通过经验差异最小化减少政策进步方法的差异 (Variance Reduction for Policy-Gradient Methods via Empirical Variance Minimization) - 专知论文

会员服务 ·

0

方差减小 · 方差 · Performer · 可约的 · Better ·

2022 年 6 月 15 日

Variance Reduction for Policy-Gradient Methods via Empirical Variance Minimization

翻译：通过经验差异最小化减少政策进步方法的差异

Maxim Kaledin,Alexander Golubev,Denis Belomestny

Policy-gradient methods in Reinforcement Learning(RL) are very universal and widely applied in practice but their performance suffers from the high variance of the gradient estimate. Several procedures were proposed to reduce it including actor-critic(AC) and advantage actor-critic(A2C) methods. Recently the approaches have got new perspective due to the introduction of Deep RL: both new control variates(CV) and new sub-sampling procedures became available in the setting of complex models like neural networks. The vital part of CV-based methods is the goal functional for the training of the CV, the most popular one is the least-squares criterion of A2C. Despite its practical success, the criterion is not the only one possible. In this paper we for the first time investigate the performance of the one called Empirical Variance(EV). We observe in the experiments that not only EV-criterion performs not worse than A2C but sometimes can be considerably better. Apart from that, we also prove some theoretical guarantees of the actual variance reduction under very general assumptions and show that A2C least-squares goal functional is an upper bound for EV goal. Our experiments indicate that in terms of variance reduction EV-based methods are much better than A2C and allow stronger variance reduction.
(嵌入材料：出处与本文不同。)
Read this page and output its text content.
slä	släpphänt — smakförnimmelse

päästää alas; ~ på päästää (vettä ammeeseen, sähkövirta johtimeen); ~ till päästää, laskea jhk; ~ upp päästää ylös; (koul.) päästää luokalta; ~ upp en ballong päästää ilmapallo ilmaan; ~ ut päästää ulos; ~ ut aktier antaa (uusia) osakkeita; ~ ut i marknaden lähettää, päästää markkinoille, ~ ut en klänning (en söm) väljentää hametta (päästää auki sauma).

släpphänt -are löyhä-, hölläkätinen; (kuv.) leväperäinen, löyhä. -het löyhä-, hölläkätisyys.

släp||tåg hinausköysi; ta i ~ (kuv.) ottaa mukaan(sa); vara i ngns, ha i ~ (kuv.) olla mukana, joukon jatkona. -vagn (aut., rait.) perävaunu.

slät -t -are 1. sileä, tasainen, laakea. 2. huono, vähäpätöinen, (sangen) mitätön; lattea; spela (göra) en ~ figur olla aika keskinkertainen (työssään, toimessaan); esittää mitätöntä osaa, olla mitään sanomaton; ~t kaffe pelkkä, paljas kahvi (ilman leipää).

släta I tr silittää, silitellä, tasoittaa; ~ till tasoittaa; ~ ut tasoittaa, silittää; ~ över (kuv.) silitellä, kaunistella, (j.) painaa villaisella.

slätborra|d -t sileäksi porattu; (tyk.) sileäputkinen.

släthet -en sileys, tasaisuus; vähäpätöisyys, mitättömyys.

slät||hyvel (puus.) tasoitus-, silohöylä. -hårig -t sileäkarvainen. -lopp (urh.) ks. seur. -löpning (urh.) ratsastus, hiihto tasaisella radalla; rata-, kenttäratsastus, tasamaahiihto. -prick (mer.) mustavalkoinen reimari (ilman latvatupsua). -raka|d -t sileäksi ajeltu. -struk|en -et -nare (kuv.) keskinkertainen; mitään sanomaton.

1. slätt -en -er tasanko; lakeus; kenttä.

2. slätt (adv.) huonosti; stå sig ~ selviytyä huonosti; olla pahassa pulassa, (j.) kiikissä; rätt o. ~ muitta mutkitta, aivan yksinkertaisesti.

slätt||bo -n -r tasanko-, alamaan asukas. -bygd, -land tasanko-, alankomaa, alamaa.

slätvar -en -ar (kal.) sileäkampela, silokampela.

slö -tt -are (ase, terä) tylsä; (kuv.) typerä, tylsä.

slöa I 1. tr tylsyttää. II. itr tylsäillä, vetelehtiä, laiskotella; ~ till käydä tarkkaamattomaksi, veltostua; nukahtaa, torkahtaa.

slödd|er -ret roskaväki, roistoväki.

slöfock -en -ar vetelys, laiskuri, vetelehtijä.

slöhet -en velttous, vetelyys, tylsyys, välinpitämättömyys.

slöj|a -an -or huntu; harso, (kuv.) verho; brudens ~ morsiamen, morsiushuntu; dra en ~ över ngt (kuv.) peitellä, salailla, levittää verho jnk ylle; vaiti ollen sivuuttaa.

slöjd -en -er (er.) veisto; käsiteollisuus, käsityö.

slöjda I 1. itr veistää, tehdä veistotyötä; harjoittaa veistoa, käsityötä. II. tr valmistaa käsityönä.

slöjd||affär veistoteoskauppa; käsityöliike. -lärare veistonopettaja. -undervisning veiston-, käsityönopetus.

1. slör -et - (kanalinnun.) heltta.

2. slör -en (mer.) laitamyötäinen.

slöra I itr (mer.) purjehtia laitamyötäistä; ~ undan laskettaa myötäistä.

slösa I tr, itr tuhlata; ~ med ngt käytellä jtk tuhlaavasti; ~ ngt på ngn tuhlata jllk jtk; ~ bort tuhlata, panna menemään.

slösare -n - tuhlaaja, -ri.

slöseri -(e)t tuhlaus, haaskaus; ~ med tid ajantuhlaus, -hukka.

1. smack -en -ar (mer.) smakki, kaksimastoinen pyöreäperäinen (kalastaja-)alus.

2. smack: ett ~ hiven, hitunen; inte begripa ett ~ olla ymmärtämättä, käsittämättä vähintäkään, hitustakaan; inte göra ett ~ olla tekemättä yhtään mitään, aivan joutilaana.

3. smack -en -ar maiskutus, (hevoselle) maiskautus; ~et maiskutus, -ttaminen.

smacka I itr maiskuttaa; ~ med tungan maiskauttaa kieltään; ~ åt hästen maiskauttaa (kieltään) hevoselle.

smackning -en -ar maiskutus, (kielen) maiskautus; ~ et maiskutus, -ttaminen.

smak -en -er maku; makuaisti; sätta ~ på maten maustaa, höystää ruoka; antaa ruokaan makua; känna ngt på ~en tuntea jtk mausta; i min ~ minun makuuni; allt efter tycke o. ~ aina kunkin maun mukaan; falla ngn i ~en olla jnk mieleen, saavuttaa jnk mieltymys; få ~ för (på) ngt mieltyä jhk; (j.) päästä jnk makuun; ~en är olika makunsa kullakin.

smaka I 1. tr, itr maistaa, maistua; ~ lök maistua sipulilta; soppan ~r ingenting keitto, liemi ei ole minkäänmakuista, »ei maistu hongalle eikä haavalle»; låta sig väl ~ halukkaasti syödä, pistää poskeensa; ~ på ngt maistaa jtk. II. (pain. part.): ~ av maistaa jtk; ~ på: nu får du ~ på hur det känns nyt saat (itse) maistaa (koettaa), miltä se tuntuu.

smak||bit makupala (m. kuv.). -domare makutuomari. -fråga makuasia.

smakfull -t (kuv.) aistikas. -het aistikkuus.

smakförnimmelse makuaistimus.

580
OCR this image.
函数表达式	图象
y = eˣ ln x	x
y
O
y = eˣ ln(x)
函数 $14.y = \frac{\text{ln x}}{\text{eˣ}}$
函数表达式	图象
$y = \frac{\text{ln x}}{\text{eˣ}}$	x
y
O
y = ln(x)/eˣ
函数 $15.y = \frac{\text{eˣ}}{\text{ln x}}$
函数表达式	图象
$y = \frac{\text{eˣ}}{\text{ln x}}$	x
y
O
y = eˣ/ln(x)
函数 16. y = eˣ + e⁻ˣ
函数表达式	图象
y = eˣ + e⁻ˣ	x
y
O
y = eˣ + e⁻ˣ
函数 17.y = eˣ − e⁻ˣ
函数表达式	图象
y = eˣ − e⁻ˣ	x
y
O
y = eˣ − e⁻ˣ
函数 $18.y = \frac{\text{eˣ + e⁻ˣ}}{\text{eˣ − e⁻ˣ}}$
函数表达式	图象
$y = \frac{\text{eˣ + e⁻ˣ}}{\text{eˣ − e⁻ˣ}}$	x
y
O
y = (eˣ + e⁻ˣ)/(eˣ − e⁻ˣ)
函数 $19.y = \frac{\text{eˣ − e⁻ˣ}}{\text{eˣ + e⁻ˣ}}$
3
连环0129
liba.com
翻译：强化学习(RL)的政策梯度方法非常普遍,并在实践中广泛应用,但其业绩因梯度估计差异很大而受到影响。提出了若干程序来减少这种方法,包括演员-批评(AC)和优劣的演员-批评(A2C)方法。最近,由于采用深REL,这些方法有了新的视角:新的控制变换(CV)和新的子抽样程序在设计像神经网络这样的复杂模型时都有,以CV为基础的方法的关键部分是CV培训的目标功能,最受欢迎的是A2C最差的标准。尽管它取得了实际成功,但标准并非唯一的可能。在本文中,我们首次调查了所谓的Emprical差异(EV)的绩效。我们从实验中看到,不仅EV-C标准的表现不比A2C标准更差,而且有时还可以大大改进。除此之外,我们还证明在理论上保证在一般假设下实际减少差异,并且表明A2C最低值标准是我们降低功能变差目标的上限。

0

相关内容

方差减小

ICLR 2022杰出论文公布：7篇论文获得，清华朱军课题组摘得

ICLR 2022杰出论文公布：7篇论文获得，清华朱军课题组摘得

专知会员服务

60+阅读 · 2022年4月22日

INRIA 最新《机器学习理论》课程笔记，176页pdf

专知会员服务

51+阅读 · 2020年12月14日

【新书】数字图像(影像)处理手第二版，2176pdf，Mathematical Methods in Imaging

【新书】数字图像(影像)处理手第二版，2176pdf，Mathematical Methods in Imaging

专知会员服务

93+阅读 · 2020年2月12日

【新书：机器学习简介】《A Concise Introduction to Machine Learning》by A.C. Faul (CRC 2019)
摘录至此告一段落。